強い思いを持って臨んだ4人だったが、レース後は全員が肩を落とし、悔しさをにじませた。結果を見れば、4人の中で力を出し切れたのは、平泳ぎの小関くらいで、入江、藤井、中村は、記録的には持っている実力を出し切ったとは言い難い。その原因の一つに、リレーメンバーに「柱」がいなかったことが挙げられる。
アテネ五輪では、バタフライの山本貴司という大きな兄貴的存在がいて、メンバーに安心感を与えていた。北京、ロンドンでは平泳ぎの北島を中心にチームがまとまった。「彼に任せておけば大丈夫」「あの人のために頑張ろう」。チームがまとまるには、そういう絶対的な存在が必要だ。男子4×200メートルリレーでは、萩野というエースがいて、松田丈志(セガサミー)という兄貴的存在を中心にまとまっていた。
チームとしてのまとまりはあったが、予選で感じた逆境をはねのけるような爆発力を発揮するまでに至らなかった理由の一つに、そういう「柱」になり得る選手が存在しなかったことがあるのではないだろうか。
チーム力の土台となる個人の力を
その一方で、メダルが期待された選手が力を出し切れないレースが多く見られたのも事実だ。昨年の世界選手権200メートル平泳ぎの金メダリスト・渡部香生子(JSS立石)、瀬戸大也(JSS毛呂山)の200メートルバタフライ、背泳ぎの入江、小関の平泳ぎ。今大会で自己記録を大幅に更新してメダルを獲得したのは、200メートルバタフライの坂井聖人(早稲田大)のみ。ほかのメダリストたちは、もともとメダルが取れる実力を持ち、その力を大舞台で存分に発揮した。
また、総合力の戦いとなるメドレーリレーで勝ち抜くための個人100メートルでメダルが狙える種目が少ないことも、これから日本が取り組まなければならない課題である。競泳日本代表チームの大きな力になっている「チーム力」は、個々が世界と戦える実力を持っていることが大前提だ。
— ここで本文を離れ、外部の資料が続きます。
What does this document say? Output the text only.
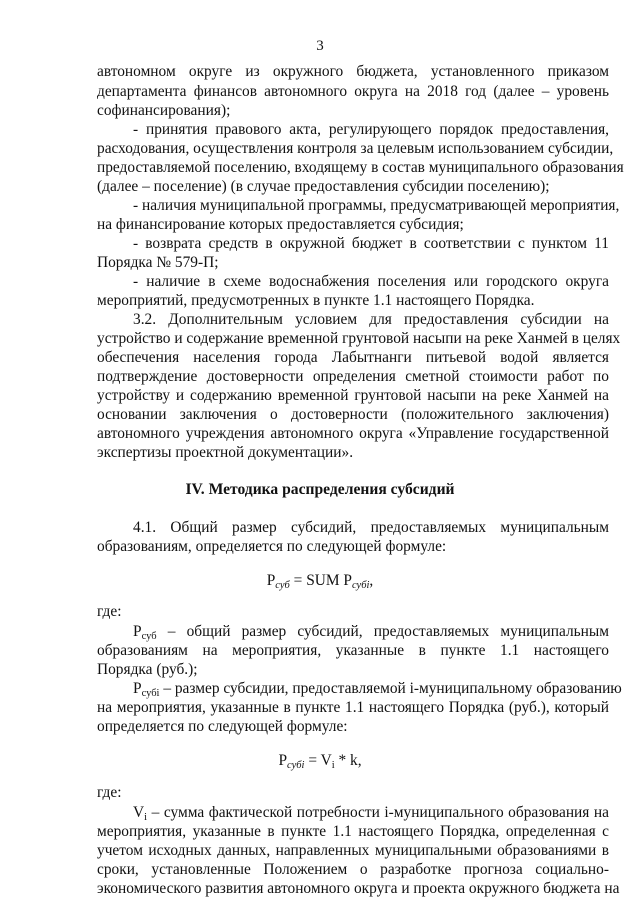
3
автономном округе из окружного бюджета, установленного приказом
департамента финансов автономного округа на 2018 год (далее – уровень
софинансирования);
- принятия правового акта, регулирующего порядок предоставления,
расходования, осуществления контроля за целевым использованием субсидии,
предоставляемой поселению, входящему в состав муниципального образования
(далее – поселение) (в случае предоставления субсидии поселению);
- наличия муниципальной программы, предусматривающей мероприятия,
на финансирование которых предоставляется субсидия;
- возврата средств в окружной бюджет в соответствии с пунктом 11
Порядка № 579-П;
- наличие в схеме водоснабжения поселения или городского округа
мероприятий, предусмотренных в пункте 1.1 настоящего Порядка.
3.2. Дополнительным условием для предоставления субсидии на
устройство и содержание временной грунтовой насыпи на реке Ханмей в целях
обеспечения населения города Лабытнанги питьевой водой является
подтверждение достоверности определения сметной стоимости работ по
устройству и содержанию временной грунтовой насыпи на реке Ханмей на
основании заключения о достоверности (положительного заключения)
автономного учреждения автономного округа «Управление государственной
экспертизы проектной документации».
IV. Методика распределения субсидий
4.1. Общий размер субсидий, предоставляемых муниципальным
образованиям, определяется по следующей формуле:
$P_{суб}$ = SUM $P_{субi}$,
где:
Pсуб – общий размер субсидий, предоставляемых муниципальным
образованиям на мероприятия, указанные в пункте 1.1 настоящего
Порядка (руб.);
Pсубi – размер субсидии, предоставляемой i-муниципальному образованию
на мероприятия, указанные в пункте 1.1 настоящего Порядка (руб.), который
определяется по следующей формуле:
$P_{субi} = Vi * k$,
где:
Vi – сумма фактической потребности i-муниципального образования на
мероприятия, указанные в пункте 1.1 настоящего Порядка, определенная с
учетом исходных данных, направленных муниципальными образованиями в
сроки, установленные Положением о разработке прогноза социально-
экономического развития автономного округа и проекта окружного бюджета на
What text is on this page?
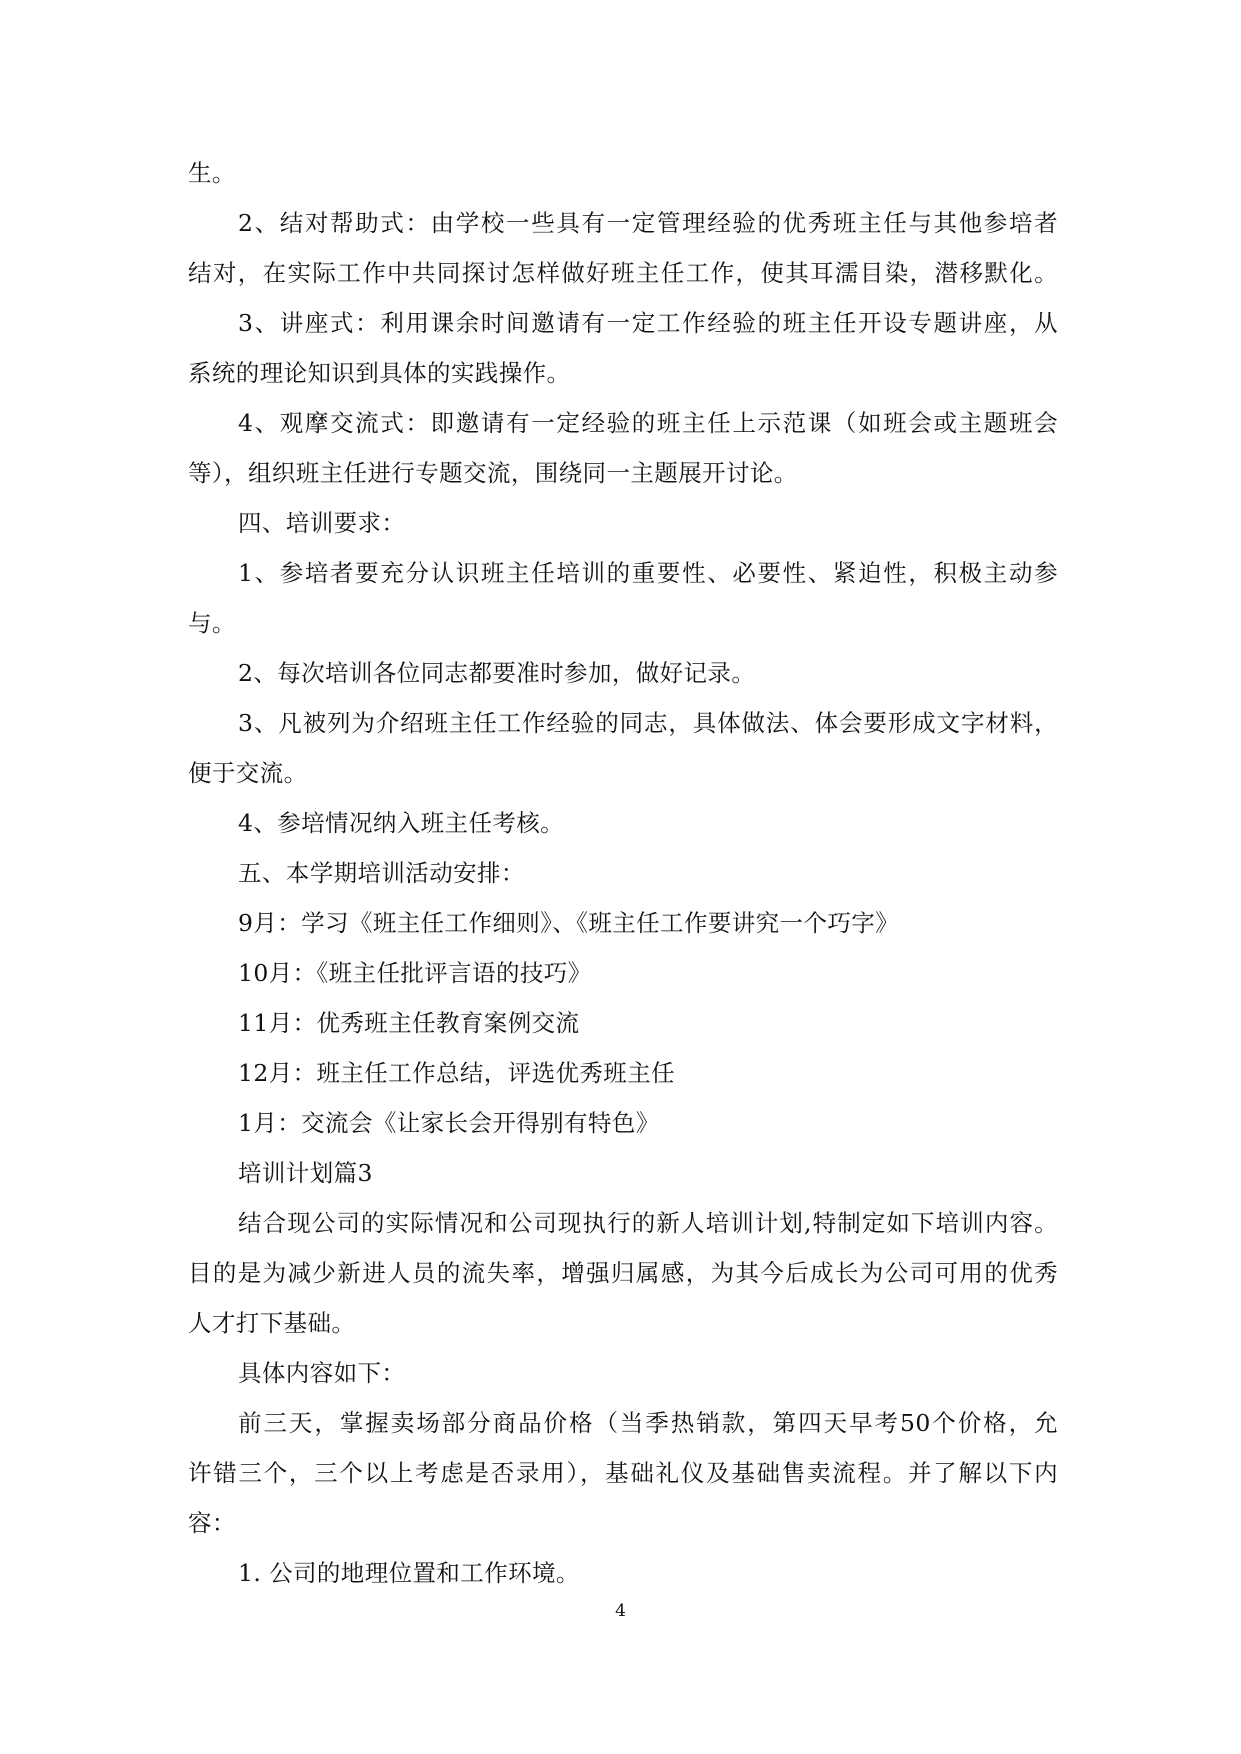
生。
2、结对帮助式：由学校一些具有一定管理经验的优秀班主任与其他参培者
结对，在实际工作中共同探讨怎样做好班主任工作，使其耳濡目染，潜移默化。
3、讲座式：利用课余时间邀请有一定工作经验的班主任开设专题讲座，从
系统的理论知识到具体的实践操作。
4、观摩交流式：即邀请有一定经验的班主任上示范课（如班会或主题班会
等），组织班主任进行专题交流，围绕同一主题展开讨论。
四、培训要求：
1、参培者要充分认识班主任培训的重要性、必要性、紧迫性，积极主动参
与。
2、每次培训各位同志都要准时参加，做好记录。
3、凡被列为介绍班主任工作经验的同志，具体做法、体会要形成文字材料，
便于交流。
4、参培情况纳入班主任考核。
五、本学期培训活动安排：
9月：学习《班主任工作细则》、《班主任工作要讲究一个巧字》
10月：《班主任批评言语的技巧》
11月：优秀班主任教育案例交流
12月：班主任工作总结，评选优秀班主任
1月：交流会《让家长会开得别有特色》
培训计划篇3
结合现公司的实际情况和公司现执行的新人培训计划,特制定如下培训内容。
目的是为减少新进人员的流失率，增强归属感，为其今后成长为公司可用的优秀
人才打下基础。
具体内容如下：
前三天，掌握卖场部分商品价格（当季热销款，第四天早考50个价格，允
许错三个，三个以上考虑是否录用），基础礼仪及基础售卖流程。并了解以下内
容：
1. 公司的地理位置和工作环境。
4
今回は残念ながら、個々の力が不足していたとも言えるだろう。
今回の代表メンバーは、東京五輪を目指せる選手がほとんどだ。五輪という大舞台を経験したことをどう生かしていくのか。これからの4年間で個々のレベルアップを図り、東京五輪では、センターポールに日の丸を掲げることはもちろん、リレー種目でチーム力を発揮できるような確実な実力をつけていくことを期待したい。
リオデジャネイロ五輪は決してゴールではない。競泳日本代表チームにとっては、新たなスタートなのである。